1. If the left disk does not contain any Point pieces that point the wrong way, then go to step e.
2. Rotate the left disk to bring the reversed Point piece to the intersection.
3. The right disk must contain a reversed Point piece. Rotate the right disk to bring the reversed Point piece to the intersection.
4. Repeat a-c until all the Point pieces are pointing correctly.
5. Examine what R turn would correctly orient the right centre, and do the corresponding move sequence below:
R2 turn of centre: R2 L4 R6 L4 R2
R3 turn of centre: R3 L4 R5 L4 R3
R4 turn of centre: R4 L4 R4 L4 R4
R5 turn of centre: R5 L4 R3 L4 R5
R6 turn of centre: R6 L4 R2 L4 R6
For an R1 or R7 turn of the centre, just do any one of the above and then try again.

Phase 2: Solve the Point pieces of the right disk.
This phase uses 6 move sequences, each of which swaps the Point piece on the right hand side of the right disk with one of the other ones:
Top-left: R2 L2 R2 L2 R4 L4 R7 L2 R1 L2 R2 L6 R2 L6 R4
Top: R6 L2 R6 L6 R2 L2 R2
Top-right: R2 L2 R2 L6 R1 L2 R7 L6 R6 L2 R6
Bottom-right: R6 L2 R6 L6 R7 L2 R1 L6 R2 L2 R2
Bottom: R2 L2 R2 L6 R6 L2 R6
Bottom-left: R6 L2 R6 L2 R4 L4 R1 L2 R7 L2 R6 L6 R6 L6 R4

1. If the Point piece currently at the right hand side of the right disk is not of the correct colour, then find out at which location it belongs. Use the appropriate sequence above to put it into that correct location.
2. If the Point piece currently at the right hand side of the right disk is already of the correct colour, then find any incorrect Point piece of the right disk of a different colour. Use the appropriate sequence above to bring to the right hand side.
3. Repeat a-b until all the Point pieces of the right disk are correct.

Phase 3: Solve the Axe pieces of the right disk.
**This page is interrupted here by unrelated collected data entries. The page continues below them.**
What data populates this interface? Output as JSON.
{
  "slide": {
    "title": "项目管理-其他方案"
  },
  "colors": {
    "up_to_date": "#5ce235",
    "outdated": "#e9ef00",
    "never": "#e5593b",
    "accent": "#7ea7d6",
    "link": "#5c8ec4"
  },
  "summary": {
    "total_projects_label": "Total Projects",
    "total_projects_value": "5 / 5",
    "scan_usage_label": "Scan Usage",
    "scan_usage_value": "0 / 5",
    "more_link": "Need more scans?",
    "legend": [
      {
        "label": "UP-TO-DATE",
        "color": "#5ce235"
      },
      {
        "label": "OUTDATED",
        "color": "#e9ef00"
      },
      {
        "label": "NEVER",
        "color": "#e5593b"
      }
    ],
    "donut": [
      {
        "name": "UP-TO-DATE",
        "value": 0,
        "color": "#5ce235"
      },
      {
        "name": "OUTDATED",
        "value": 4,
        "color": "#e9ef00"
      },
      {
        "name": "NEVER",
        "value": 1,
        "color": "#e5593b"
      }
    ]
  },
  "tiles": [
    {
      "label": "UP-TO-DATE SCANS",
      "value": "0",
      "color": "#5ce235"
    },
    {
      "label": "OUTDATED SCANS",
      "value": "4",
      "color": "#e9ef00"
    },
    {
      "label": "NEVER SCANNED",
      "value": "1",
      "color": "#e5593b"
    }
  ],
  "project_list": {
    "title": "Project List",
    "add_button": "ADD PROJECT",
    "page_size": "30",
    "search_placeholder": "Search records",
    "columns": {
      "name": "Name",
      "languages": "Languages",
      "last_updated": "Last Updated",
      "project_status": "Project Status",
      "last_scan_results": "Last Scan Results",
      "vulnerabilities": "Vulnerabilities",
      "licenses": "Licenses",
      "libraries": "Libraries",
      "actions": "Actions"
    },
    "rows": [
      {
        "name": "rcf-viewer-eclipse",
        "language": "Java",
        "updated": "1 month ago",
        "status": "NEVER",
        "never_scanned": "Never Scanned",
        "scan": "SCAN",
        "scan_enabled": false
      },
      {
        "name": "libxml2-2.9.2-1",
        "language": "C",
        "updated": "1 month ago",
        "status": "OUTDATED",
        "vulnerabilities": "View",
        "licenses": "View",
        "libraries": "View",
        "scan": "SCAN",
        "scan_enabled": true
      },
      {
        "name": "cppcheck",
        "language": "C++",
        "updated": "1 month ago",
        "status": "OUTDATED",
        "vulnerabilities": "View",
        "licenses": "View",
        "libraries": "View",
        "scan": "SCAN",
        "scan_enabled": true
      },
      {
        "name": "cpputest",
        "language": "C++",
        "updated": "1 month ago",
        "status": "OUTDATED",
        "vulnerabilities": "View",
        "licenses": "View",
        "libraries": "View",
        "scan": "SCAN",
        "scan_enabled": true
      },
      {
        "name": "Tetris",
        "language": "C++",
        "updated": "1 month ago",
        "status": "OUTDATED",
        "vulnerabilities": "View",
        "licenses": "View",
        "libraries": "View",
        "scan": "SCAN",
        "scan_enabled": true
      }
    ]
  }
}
1. Find the Axe piece that belongs at the top-left location of the right disk. If it lies at the bottom-left of the right disk, then do the sequence from step c, otherwise do:
R6 L2 R5 L6 R1 L2 R7 L6 R1 L2 R7 L6 R1 L2 R2 L6 R2
2. Repeat step a until the correct Axe piece lies at the top-left location.
3. If the location at the bottom-left of the right disk does not have the correct Axe piece, do:
R2 L2 R3 L6 R7 L2 R1 L6 R7 L2 R1 L6 R7 L2 R6 L6 R6
4. Repeat step c until the correct Axe piece lies at the bottom-left location.
5. Find the Axe piece that belongs at the top-right location of the right disk. If it lies at the bottom-right of the right disk, then do the sequence from step f, otherwise do:
R6 L2 R5 L6 R7 L2 R1 L2 R3 L6 R7 L2 R6 L6 R7 L6 R1 L2 R2 L6 R3
6. Repeat step e until the correct Axe piece lies at the top-right location.
7. If the location at the bottom-right of the right disk does not have the correct Axe piece, do:
R2 L2 R3 L6 R1 L2 R7 L2 R5 L6 R1 L2 R2 L6 R1 L6 R7 L2 R6 L6 R5
8. Repeat step f until the correct Axe piece lies at the bottom-right location.

Phase 4: Solve the Point pieces of the left disk.
The following sequence is a 3-cycle of the left-most Point pieces of the left disk:
R2 L3 R6 L1 R2 L1 R6 L6 R2 L5 R6
With this sequence it is relatively straightforward to solve the left Points, because you can use it to cycle any three adjacent Points of the left disk. Remember to put the left centre in the correct orientation before determining how to move the pieces.

Phase 5: Solve the Axe pieces of the left disk.
The following sequence is a 3-cycle of the two Axe pieces in the intersection and the bottom-right Axe of the left disk:
L1 R2 L5 R6 L7 R2 L1 R2 L3 R6 L7 R2 L6 R6 L7 R6 L1 R2 L2 R6
With this sequence it is relatively straightforward to solve the left Axes, because you can use it to cycle any three adjacent Axes of the left disk.